Eros bangkit dari ayunannya, berlutut tepat di hadapan sang gadis. Ia menggenggam tangan gadis itu untuk berbagi sebagian kehangatan tubuhnya. "Lo udah melakukan hal yang tepat, Je." Gadis itu menatapnya, kebingungan tergambar di wajahnya. "Gak ada yang pantas buat menilai kehidupan seseorang termasuk orang tua lo sendiri.

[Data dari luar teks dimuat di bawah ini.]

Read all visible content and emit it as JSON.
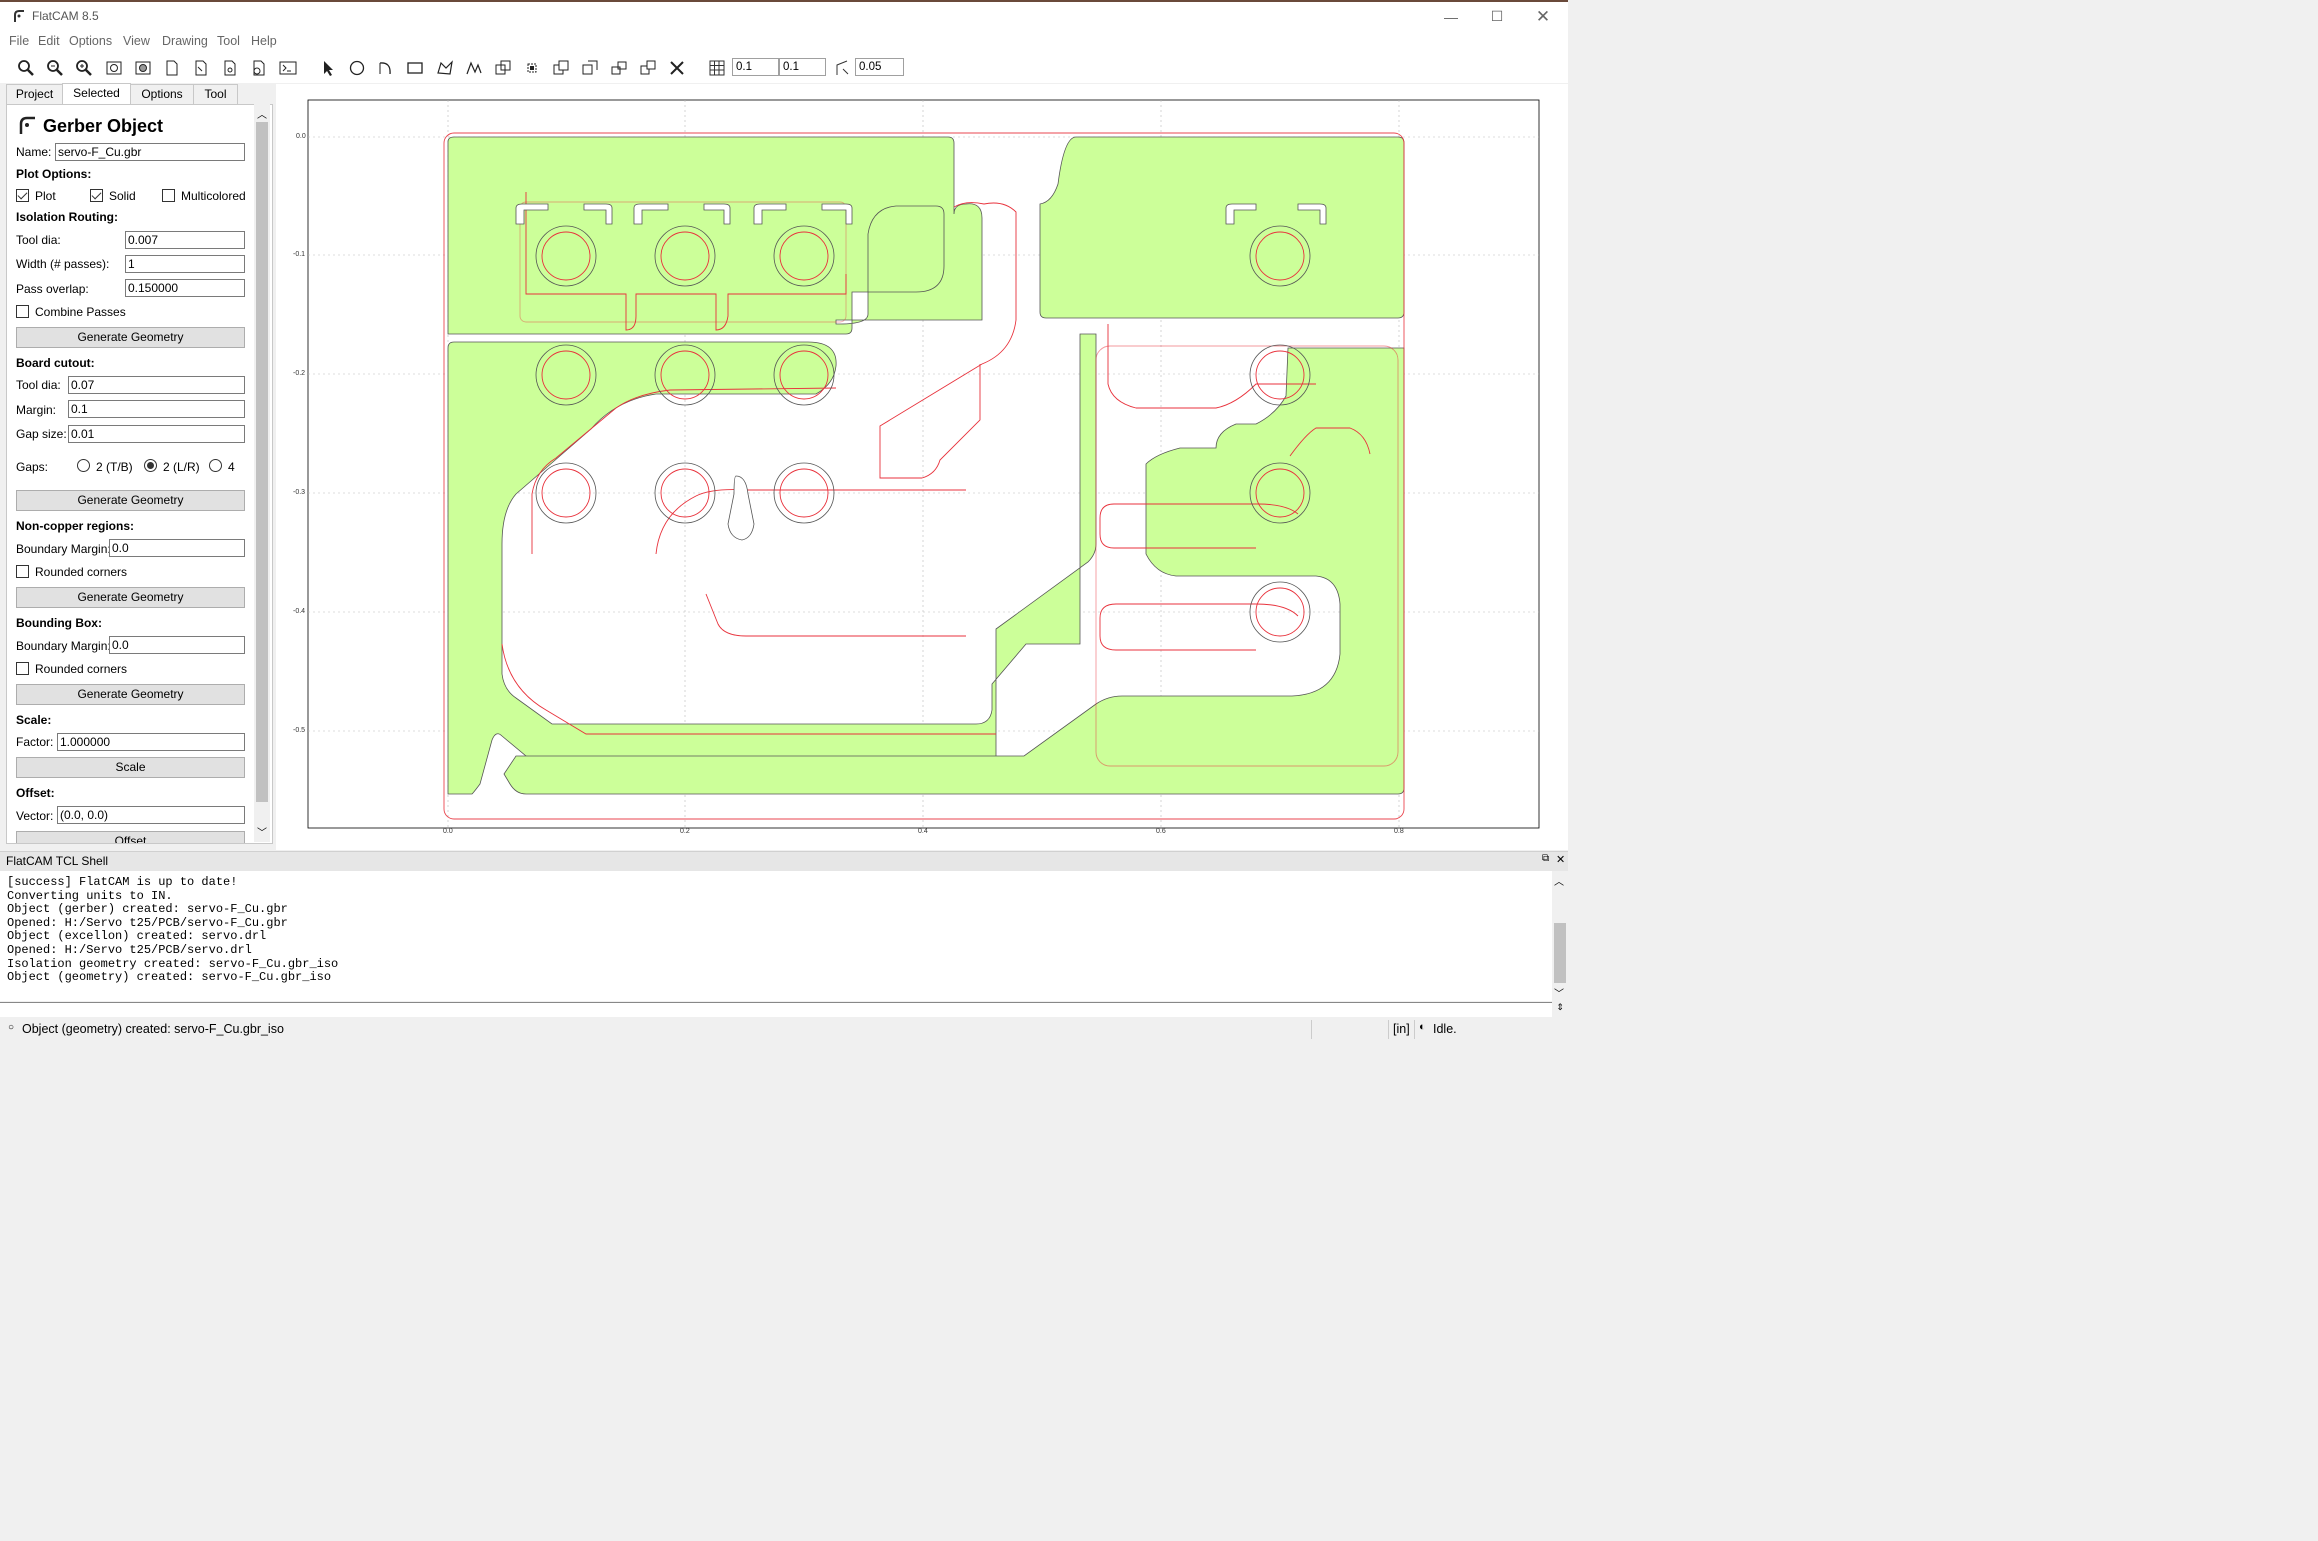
{
  "window": {
    "title": "FlatCAM 8.5"
  },
  "menu": [
    "File",
    "Edit",
    "Options",
    "View",
    "Drawing",
    "Tool",
    "Help"
  ],
  "toolbar": {
    "grid_x": "0.1",
    "grid_y": "0.1",
    "snap_max": "0.05",
    "icons": [
      "zoom-fit-icon",
      "zoom-in-icon",
      "zoom-out-icon",
      "replot-icon",
      "clear-plot-icon",
      "new-project-icon",
      "open-gerber-icon",
      "open-excellon-icon",
      "open-gcode-icon",
      "shell-icon",
      "select-icon",
      "circle-icon",
      "arc-icon",
      "rectangle-icon",
      "polygon-icon",
      "path-icon",
      "union-icon",
      "intersection-icon",
      "subtract-icon",
      "cut-icon",
      "move-icon",
      "copy-icon",
      "delete-icon",
      "grid-snap-icon",
      "corner-snap-icon"
    ]
  },
  "tabs": [
    "Project",
    "Selected",
    "Options",
    "Tool"
  ],
  "panel": {
    "heading": "Gerber Object",
    "name_label": "Name:",
    "name_value": "servo-F_Cu.gbr",
    "plot_options": {
      "title": "Plot Options:",
      "plot": "Plot",
      "solid": "Solid",
      "multicolored": "Multicolored"
    },
    "isolation": {
      "title": "Isolation Routing:",
      "tool_dia_label": "Tool dia:",
      "tool_dia": "0.007",
      "width_label": "Width (# passes):",
      "width": "1",
      "overlap_label": "Pass overlap:",
      "overlap": "0.150000",
      "combine": "Combine Passes",
      "button": "Generate Geometry"
    },
    "cutout": {
      "title": "Board cutout:",
      "tool_dia_label": "Tool dia:",
      "tool_dia": "0.07",
      "margin_label": "Margin:",
      "margin": "0.1",
      "gap_label": "Gap size:",
      "gap": "0.01",
      "gaps_label": "Gaps:",
      "gap_tb": "2 (T/B)",
      "gap_lr": "2 (L/R)",
      "gap_4": "4",
      "button": "Generate Geometry"
    },
    "noncopper": {
      "title": "Non-copper regions:",
      "margin_label": "Boundary Margin:",
      "margin": "0.0",
      "rounded": "Rounded corners",
      "button": "Generate Geometry"
    },
    "bbox": {
      "title": "Bounding Box:",
      "margin_label": "Boundary Margin:",
      "margin": "0.0",
      "rounded": "Rounded corners",
      "button": "Generate Geometry"
    },
    "scale": {
      "title": "Scale:",
      "factor_label": "Factor:",
      "factor": "1.000000",
      "button": "Scale"
    },
    "offset": {
      "title": "Offset:",
      "vector_label": "Vector:",
      "vector": "(0.0, 0.0)",
      "button": "Offset"
    }
  },
  "plot": {
    "x_ticks": [
      "0.0",
      "0.2",
      "0.4",
      "0.6",
      "0.8"
    ],
    "y_ticks": [
      "0.0",
      "-0.1",
      "-0.2",
      "-0.3",
      "-0.4",
      "-0.5"
    ]
  },
  "shell": {
    "title": "FlatCAM TCL Shell",
    "lines": [
      "[success] FlatCAM is up to date!",
      "Converting units to IN.",
      "Object (gerber) created: servo-F_Cu.gbr",
      "Opened: H:/Servo t25/PCB/servo-F_Cu.gbr",
      "Object (excellon) created: servo.drl",
      "Opened: H:/Servo t25/PCB/servo.drl",
      "Isolation geometry created: servo-F_Cu.gbr_iso",
      "Object (geometry) created: servo-F_Cu.gbr_iso"
    ]
  },
  "status": {
    "message": "Object (geometry) created: servo-F_Cu.gbr_iso",
    "units": "[in]",
    "state": "Idle."
  },
  "colors": {
    "copper": "#ccff99",
    "iso": "#e8323c",
    "outline": "#555555"
  }
}
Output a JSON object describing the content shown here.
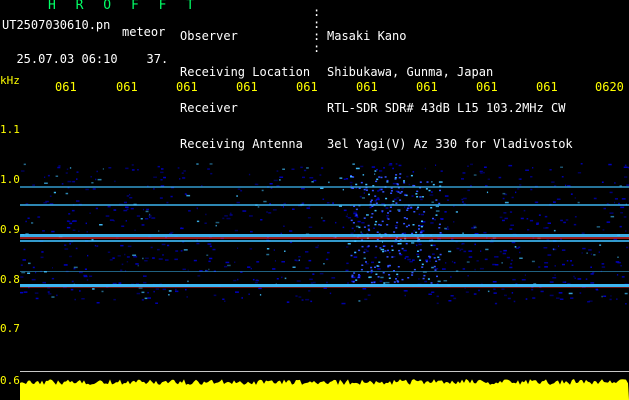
{
  "app_title": "H R O F F T",
  "file_name": "UT2507030610.pn",
  "meteor_label": "meteor",
  "timestamp": "25.07.03 06:10",
  "timestamp_extra": "37.",
  "header": {
    "labels": [
      "Observer",
      "Receiving Location",
      "Receiver",
      "Receiving Antenna"
    ],
    "values": [
      "Masaki Kano",
      "Shibukawa, Gunma, Japan",
      "RTL-SDR SDR# 43dB L15 103.2MHz CW",
      "3el Yagi(V) Az 330 for Vladivostok"
    ]
  },
  "y_axis": {
    "unit": "kHz",
    "ticks": [
      "1.1",
      "1.0",
      "0.9",
      "0.8",
      "0.7",
      "0.6"
    ]
  },
  "x_axis": {
    "ticks": [
      "061",
      "061",
      "061",
      "061",
      "061",
      "061",
      "061",
      "061",
      "061",
      "0620"
    ]
  },
  "colors": {
    "text_yellow": "#ffff00",
    "text_white": "#ffffff",
    "title_green": "#00ff66",
    "noise_blue": "#0000c8",
    "signal_cyan": "#40c0ff",
    "signal_hot": "#ff3030"
  }
}
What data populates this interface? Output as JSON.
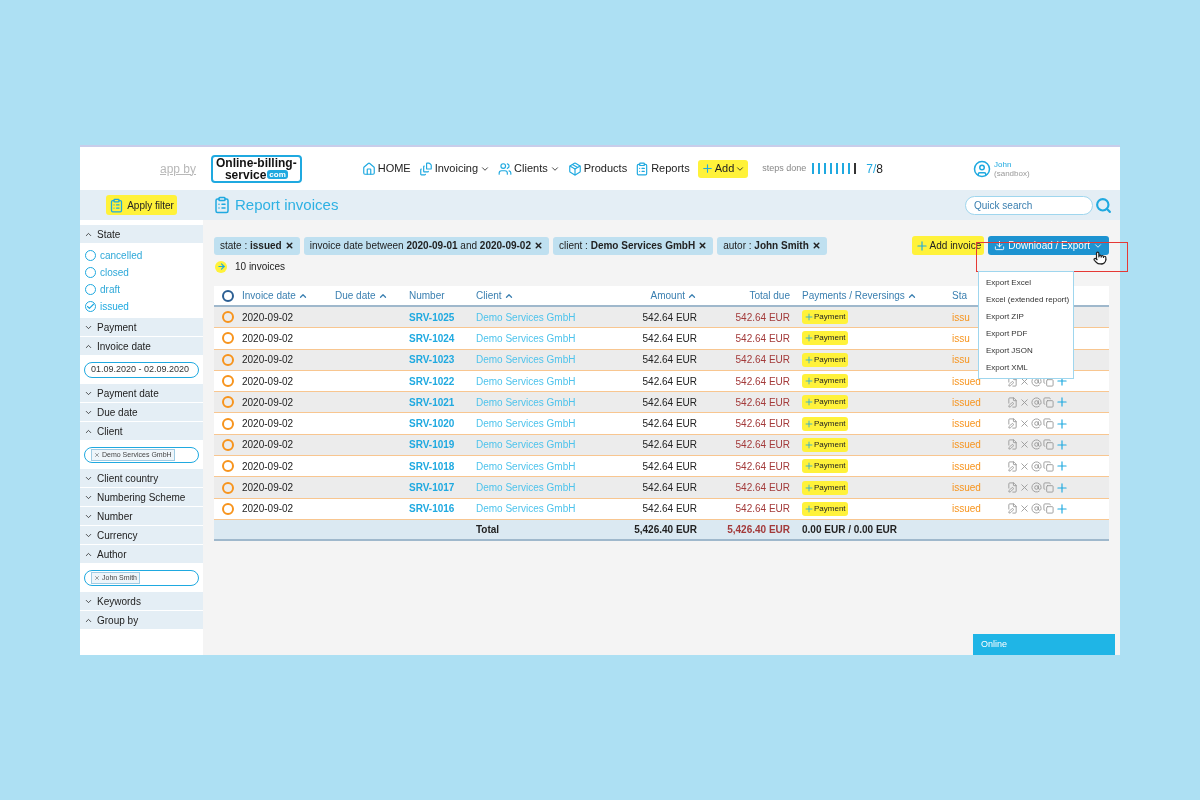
{
  "header": {
    "app_by": "app by",
    "logo": {
      "line1": "Online-billing-",
      "line2": "service",
      "badge": "com"
    },
    "nav": [
      {
        "kind": "home",
        "label": "HOME",
        "caret": false
      },
      {
        "kind": "invoicing",
        "label": "Invoicing",
        "caret": true
      },
      {
        "kind": "clients",
        "label": "Clients",
        "caret": true
      },
      {
        "kind": "products",
        "label": "Products",
        "caret": false
      },
      {
        "kind": "reports",
        "label": "Reports",
        "caret": false
      }
    ],
    "add": {
      "label": "Add"
    },
    "steps": {
      "label": "steps done",
      "level": 0.875,
      "done": "7/",
      "total": "8"
    },
    "user": {
      "name": "John",
      "account": "(sandbox)"
    }
  },
  "sidebar": {
    "apply": "Apply filter",
    "sections": [
      {
        "label": "State",
        "expanded": true,
        "options": [
          {
            "label": "cancelled",
            "checked": false
          },
          {
            "label": "closed",
            "checked": false
          },
          {
            "label": "draft",
            "checked": false
          },
          {
            "label": "issued",
            "checked": true
          }
        ]
      },
      {
        "label": "Payment",
        "expanded": false
      },
      {
        "label": "Invoice date",
        "expanded": true,
        "field": {
          "value": "01.09.2020 - 02.09.2020"
        }
      },
      {
        "label": "Payment date",
        "expanded": false
      },
      {
        "label": "Due date",
        "expanded": false
      },
      {
        "label": "Client",
        "expanded": true,
        "field": {
          "tag": "Demo Services GmbH"
        }
      },
      {
        "label": "Client country",
        "expanded": false
      },
      {
        "label": "Numbering Scheme",
        "expanded": false
      },
      {
        "label": "Number",
        "expanded": false
      },
      {
        "label": "Currency",
        "expanded": false
      },
      {
        "label": "Author",
        "expanded": true,
        "field": {
          "tag": "John Smith"
        }
      },
      {
        "label": "Keywords",
        "expanded": false
      },
      {
        "label": "Group by",
        "expanded": true
      }
    ]
  },
  "page": {
    "title": "Report invoices",
    "search": {
      "placeholder": "Quick search"
    },
    "chips": [
      "state : **issued**",
      "invoice date between **2020-09-01** and **2020-09-02**",
      "client : **Demo Services GmbH**",
      "autor : **John Smith**"
    ],
    "count": "10 invoices",
    "add_invoice": "Add invoice",
    "export": "Download / Export",
    "export_menu": [
      "Export Excel",
      "Excel (extended report)",
      "Export ZIP",
      "Export PDF",
      "Export JSON",
      "Export XML"
    ]
  },
  "table": {
    "columns": [
      {
        "label": "Invoice date",
        "sort": true
      },
      {
        "label": "Due date",
        "sort": true
      },
      {
        "label": "Number",
        "sort": false
      },
      {
        "label": "Client",
        "sort": true
      },
      {
        "label": "Amount",
        "sort": true
      },
      {
        "label": "Total due",
        "sort": false
      },
      {
        "label": "Payments / Reversings",
        "sort": true
      },
      {
        "label": "Sta",
        "sort": false
      }
    ],
    "rows": [
      {
        "date": "2020-09-02",
        "number": "SRV-1025",
        "client": "Demo Services GmbH",
        "amount": "542.64 EUR",
        "due": "542.64 EUR",
        "payment": "Payment",
        "status": "issu",
        "actions_shown": false
      },
      {
        "date": "2020-09-02",
        "number": "SRV-1024",
        "client": "Demo Services GmbH",
        "amount": "542.64 EUR",
        "due": "542.64 EUR",
        "payment": "Payment",
        "status": "issu",
        "actions_shown": false
      },
      {
        "date": "2020-09-02",
        "number": "SRV-1023",
        "client": "Demo Services GmbH",
        "amount": "542.64 EUR",
        "due": "542.64 EUR",
        "payment": "Payment",
        "status": "issu",
        "actions_shown": false
      },
      {
        "date": "2020-09-02",
        "number": "SRV-1022",
        "client": "Demo Services GmbH",
        "amount": "542.64 EUR",
        "due": "542.64 EUR",
        "payment": "Payment",
        "status": "issued",
        "actions_shown": true
      },
      {
        "date": "2020-09-02",
        "number": "SRV-1021",
        "client": "Demo Services GmbH",
        "amount": "542.64 EUR",
        "due": "542.64 EUR",
        "payment": "Payment",
        "status": "issued",
        "actions_shown": true
      },
      {
        "date": "2020-09-02",
        "number": "SRV-1020",
        "client": "Demo Services GmbH",
        "amount": "542.64 EUR",
        "due": "542.64 EUR",
        "payment": "Payment",
        "status": "issued",
        "actions_shown": true
      },
      {
        "date": "2020-09-02",
        "number": "SRV-1019",
        "client": "Demo Services GmbH",
        "amount": "542.64 EUR",
        "due": "542.64 EUR",
        "payment": "Payment",
        "status": "issued",
        "actions_shown": true
      },
      {
        "date": "2020-09-02",
        "number": "SRV-1018",
        "client": "Demo Services GmbH",
        "amount": "542.64 EUR",
        "due": "542.64 EUR",
        "payment": "Payment",
        "status": "issued",
        "actions_shown": true
      },
      {
        "date": "2020-09-02",
        "number": "SRV-1017",
        "client": "Demo Services GmbH",
        "amount": "542.64 EUR",
        "due": "542.64 EUR",
        "payment": "Payment",
        "status": "issued",
        "actions_shown": true
      },
      {
        "date": "2020-09-02",
        "number": "SRV-1016",
        "client": "Demo Services GmbH",
        "amount": "542.64 EUR",
        "due": "542.64 EUR",
        "payment": "Payment",
        "status": "issued",
        "actions_shown": true
      }
    ],
    "total": {
      "label": "Total",
      "amount": "5,426.40 EUR",
      "due": "5,426.40 EUR",
      "payments": "0.00 EUR / 0.00 EUR"
    }
  },
  "chat": {
    "label": "Online"
  }
}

Gue yakin banyak orang yang merasa kehadiran lo begitu berarti dalam kehidupan mereka, termasuk gue." tentu saja bagian itu hanya Eros katakan dalam hati.

Jene menatap mata lelaki itu yang juga sedang menatapnya dengan begitu tulus, ia merasa hangat memenuhi pipinya meskipun itu salah satunya karena efek alkohol.

Mata elang itu seperti samudera yang dalam dan Jene ingin melayang di atasnya karena tahu ia selalu bisa mengandalkan lelaki ini, seperti yang mereka lakukan di kolam renang. Jene memiringkan kepalanya, matanya masih menatap lelaki yang tengah berjongkok di hadapannya. "Cara lo bilang itu kedengeran kaya lo lagi flirting sama gue tau, Ros."

Eros tertawa, meletakkan kepalanya di tangan mereka yang saling terjalin. Namun kemudian tawanya mereda ketika ia melihat tanda ungu di pergelangan tangannya, mengangkat kepalanya saat ujung jarinya dengan hati-hati mengusap lebam itu. Jene yang tersadar lalu menarik dengan cepat tangannya tetapi Eros menahannya terlebih dahulu.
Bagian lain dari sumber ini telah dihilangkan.